In both unadjusted and adjusted analyses, there was no association between all-cause mortality and BMI or waist circumference, whereas all-cause mortality increased with WHR. There was an interaction with sex, with a graded relationship between WHR and mortality in women (relative hazard, 1.28 per 0.1 increase in WHR; 95% confidence interval [CI], 1.05 – 1.55). In men, a threshold relationship was observed (relative hazard, 1.75 for WHR > 1.0 vs WHR ≤1.0; 95% CI, 1.06 – 2.91).

“WHR, rather than BMI or WC [waist circumference], appears to be the more appropriate yardstick for obesity-related risk stratification of high-functioning older adults, and possibly all older adults,” the study authors write.

Limitations of this study include possible underestimate of BMI because height and weight were self-reported. In addition, WHR, waist circumference, and BMI were based on single measurements.

“Given our use of self-reported weight and height data, these findings need to be confirmed in other cohorts of older adults,” the study authors conclude. “Further research into the mechanisms underlying the increased health risks associated with high WHR is also needed, specifically to delineate the role of intra-abdominal visceral fat, relative to pelvic bone size, gluteal muscle, and gluteal fat, in older adults’ health risks.”

This study was partly supported by the National Institute on Aging. The study authors have disclosed no relevant financial relationships.

Ann Epidemiol. 2009;19:724-731. Abstract

Clinical Context

Obesity is linked to a shortened life span because of associated risks for insulin resistance, diabetes, myocardial infarction, stroke, and other morbidities. Even after age 60 years, the incidence of obesity continues to increase with age.

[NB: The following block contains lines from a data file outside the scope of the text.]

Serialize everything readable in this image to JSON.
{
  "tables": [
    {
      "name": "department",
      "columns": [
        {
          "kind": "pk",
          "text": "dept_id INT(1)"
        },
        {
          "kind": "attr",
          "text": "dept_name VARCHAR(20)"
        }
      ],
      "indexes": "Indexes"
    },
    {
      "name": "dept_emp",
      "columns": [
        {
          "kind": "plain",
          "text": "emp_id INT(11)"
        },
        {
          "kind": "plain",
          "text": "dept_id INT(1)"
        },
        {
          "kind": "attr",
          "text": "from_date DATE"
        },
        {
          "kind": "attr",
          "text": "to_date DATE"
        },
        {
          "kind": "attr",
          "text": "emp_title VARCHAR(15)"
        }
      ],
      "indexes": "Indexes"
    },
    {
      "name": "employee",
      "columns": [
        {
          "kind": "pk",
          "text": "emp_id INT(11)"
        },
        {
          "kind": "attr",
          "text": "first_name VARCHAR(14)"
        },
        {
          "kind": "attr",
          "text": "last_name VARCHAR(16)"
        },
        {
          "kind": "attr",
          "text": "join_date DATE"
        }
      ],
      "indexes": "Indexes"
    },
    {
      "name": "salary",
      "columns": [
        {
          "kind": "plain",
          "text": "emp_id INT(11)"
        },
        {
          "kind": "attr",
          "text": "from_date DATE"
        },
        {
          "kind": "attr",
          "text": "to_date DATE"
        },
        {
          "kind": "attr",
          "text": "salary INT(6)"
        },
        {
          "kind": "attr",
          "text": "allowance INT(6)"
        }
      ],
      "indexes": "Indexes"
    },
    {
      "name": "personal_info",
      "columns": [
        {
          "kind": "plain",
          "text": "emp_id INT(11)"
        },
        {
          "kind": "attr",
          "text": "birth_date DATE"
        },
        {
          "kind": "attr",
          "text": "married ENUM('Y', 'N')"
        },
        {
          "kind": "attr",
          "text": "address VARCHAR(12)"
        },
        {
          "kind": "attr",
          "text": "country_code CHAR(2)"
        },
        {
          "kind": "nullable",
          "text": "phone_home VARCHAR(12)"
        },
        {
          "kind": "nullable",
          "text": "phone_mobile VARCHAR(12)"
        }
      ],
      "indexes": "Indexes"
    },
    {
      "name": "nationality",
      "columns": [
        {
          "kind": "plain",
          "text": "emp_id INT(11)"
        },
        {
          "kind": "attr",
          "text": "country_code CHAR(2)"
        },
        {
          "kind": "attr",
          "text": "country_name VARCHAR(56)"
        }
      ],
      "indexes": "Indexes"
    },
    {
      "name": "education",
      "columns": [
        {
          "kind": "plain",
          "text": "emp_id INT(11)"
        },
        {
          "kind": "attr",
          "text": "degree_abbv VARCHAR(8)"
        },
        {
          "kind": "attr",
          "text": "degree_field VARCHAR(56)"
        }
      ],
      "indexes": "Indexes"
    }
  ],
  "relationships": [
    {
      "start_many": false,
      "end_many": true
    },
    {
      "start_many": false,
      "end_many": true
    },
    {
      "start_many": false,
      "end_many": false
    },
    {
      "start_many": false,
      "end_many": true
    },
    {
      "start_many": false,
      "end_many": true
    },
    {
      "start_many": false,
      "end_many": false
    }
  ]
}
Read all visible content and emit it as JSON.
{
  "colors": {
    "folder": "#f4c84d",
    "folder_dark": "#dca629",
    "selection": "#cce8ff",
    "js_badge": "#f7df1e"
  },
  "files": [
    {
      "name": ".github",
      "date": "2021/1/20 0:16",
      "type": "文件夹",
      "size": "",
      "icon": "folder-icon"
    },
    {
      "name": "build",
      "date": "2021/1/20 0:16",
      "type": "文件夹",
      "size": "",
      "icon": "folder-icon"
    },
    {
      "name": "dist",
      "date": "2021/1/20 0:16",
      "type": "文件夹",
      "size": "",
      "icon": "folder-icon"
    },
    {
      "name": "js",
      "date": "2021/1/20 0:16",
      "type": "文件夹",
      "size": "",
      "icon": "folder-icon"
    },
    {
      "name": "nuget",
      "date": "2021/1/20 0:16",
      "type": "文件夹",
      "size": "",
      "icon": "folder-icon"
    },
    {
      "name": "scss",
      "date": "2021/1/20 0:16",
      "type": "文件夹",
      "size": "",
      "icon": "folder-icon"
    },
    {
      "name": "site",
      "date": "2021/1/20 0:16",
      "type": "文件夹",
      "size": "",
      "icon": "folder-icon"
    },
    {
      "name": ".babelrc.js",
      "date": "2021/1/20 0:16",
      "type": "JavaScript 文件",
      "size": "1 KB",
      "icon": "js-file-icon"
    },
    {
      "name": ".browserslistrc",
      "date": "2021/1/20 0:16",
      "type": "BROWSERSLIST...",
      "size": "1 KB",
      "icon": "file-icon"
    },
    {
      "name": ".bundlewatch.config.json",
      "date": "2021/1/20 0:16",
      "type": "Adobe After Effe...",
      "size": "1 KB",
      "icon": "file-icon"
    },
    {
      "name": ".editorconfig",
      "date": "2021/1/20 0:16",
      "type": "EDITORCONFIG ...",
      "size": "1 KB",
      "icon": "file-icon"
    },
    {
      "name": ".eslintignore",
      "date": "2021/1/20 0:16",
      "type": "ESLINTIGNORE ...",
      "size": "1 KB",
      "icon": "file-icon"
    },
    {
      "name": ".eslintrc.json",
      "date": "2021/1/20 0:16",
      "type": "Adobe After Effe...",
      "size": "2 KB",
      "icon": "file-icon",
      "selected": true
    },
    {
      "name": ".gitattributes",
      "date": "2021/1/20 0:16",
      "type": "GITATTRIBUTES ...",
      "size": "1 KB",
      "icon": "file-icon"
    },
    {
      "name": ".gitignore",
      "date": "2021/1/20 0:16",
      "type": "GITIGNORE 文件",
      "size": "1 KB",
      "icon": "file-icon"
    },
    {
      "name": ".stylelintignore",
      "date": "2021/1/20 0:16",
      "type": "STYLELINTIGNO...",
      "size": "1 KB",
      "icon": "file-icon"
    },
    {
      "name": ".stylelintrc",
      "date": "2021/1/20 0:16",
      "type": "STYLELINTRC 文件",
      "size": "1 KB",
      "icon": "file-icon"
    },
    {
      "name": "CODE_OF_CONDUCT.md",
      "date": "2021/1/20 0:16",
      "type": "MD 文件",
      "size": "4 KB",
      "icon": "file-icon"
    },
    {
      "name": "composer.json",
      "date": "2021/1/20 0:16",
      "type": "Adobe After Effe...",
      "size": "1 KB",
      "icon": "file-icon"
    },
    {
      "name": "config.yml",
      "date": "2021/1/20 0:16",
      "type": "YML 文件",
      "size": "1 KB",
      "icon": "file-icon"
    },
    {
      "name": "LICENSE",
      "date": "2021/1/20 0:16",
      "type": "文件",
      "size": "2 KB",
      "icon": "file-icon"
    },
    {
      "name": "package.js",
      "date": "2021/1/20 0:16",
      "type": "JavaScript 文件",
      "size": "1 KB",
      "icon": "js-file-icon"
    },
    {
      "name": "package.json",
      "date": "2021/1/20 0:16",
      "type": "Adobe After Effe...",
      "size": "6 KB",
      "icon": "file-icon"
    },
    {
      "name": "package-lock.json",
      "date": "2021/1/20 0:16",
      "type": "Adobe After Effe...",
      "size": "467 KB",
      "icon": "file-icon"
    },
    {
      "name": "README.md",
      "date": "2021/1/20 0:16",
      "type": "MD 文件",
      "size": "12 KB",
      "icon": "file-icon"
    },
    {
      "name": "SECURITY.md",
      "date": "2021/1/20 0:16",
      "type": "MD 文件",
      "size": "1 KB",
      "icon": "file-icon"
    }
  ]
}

In older adults, the relationship between obesity and mortality is still unclear. BMI may not be an optimal measure of obesity in this age group. If abdominal adipose tissue is the predominant underlying factor in the health risks associated with obesity, measures of absolute and relative waist size, such as waist circumference and WHR, may be more clinically meaningful.

Study Highlights

Data for this analysis came from the MacArthur Successful Aging Study, a longitudinal study of high-functioning men and women aged 70 to 79 years at baseline. The goal of this analysis was to determine the association between BMI, waist circumference, and WHR and all-cause mortality in healthy, high-functioning older adults. The average age of the participants was 74 years. Proportional hazards regression was used to adjust for sex, race, age at baseline, and smoking status. Stratified analyses were based on the results of testing for obesity interactions with sex, race, and smoking status. All-cause mortality was not associated with BMI or waist circumference in either unadjusted or adjusted analyses. To decrease the potential for residual confounding by recent weight loss caused by a terminal condition, deaths in the first 2.5 years of follow-up (and first 7 years in a second sensitivity analysis) were excluded. These exclusions had only minimal effects on the nature of the relationship of WHR to mortality. All-cause mortality rate increased with WHR, and there was an interaction with sex. In women, there was a graded relationship between WHR and mortality, so that each 0.1 increase in WHR was associated with a 28% relative increase in mortality rate. In men, there was a threshold effect, with mortality rate 75% higher in men with a WHR of more than 1.0 (waist larger than hips) vs men with a WHR of 1.0 or less. The investigators concluded that WHR vs BMI or waist circumference was a better measure for obesity-related risk stratification of high-functioning older adults, and possibly all older adults. Limitations of the study include self-report of height and weight leading to possible underestimate of BMI, and only single measurements of WHR, waist circumference, and BMI.

Clinical Implications

In high-functioning older adults enrolled in the MacArthur Successful Aging Study, all-cause mortality was not associated with BMI or waist circumference in either unadjusted or adjusted analyses. In contrast, all-cause mortality rate increased with WHR. In women, there was a graded relationship between WHR and mortality, whereas in men, there was a threshold effect, with mortality rate 75% higher in men with a WHR of more than 1.0 vs men with a WHR of 1.0 or less.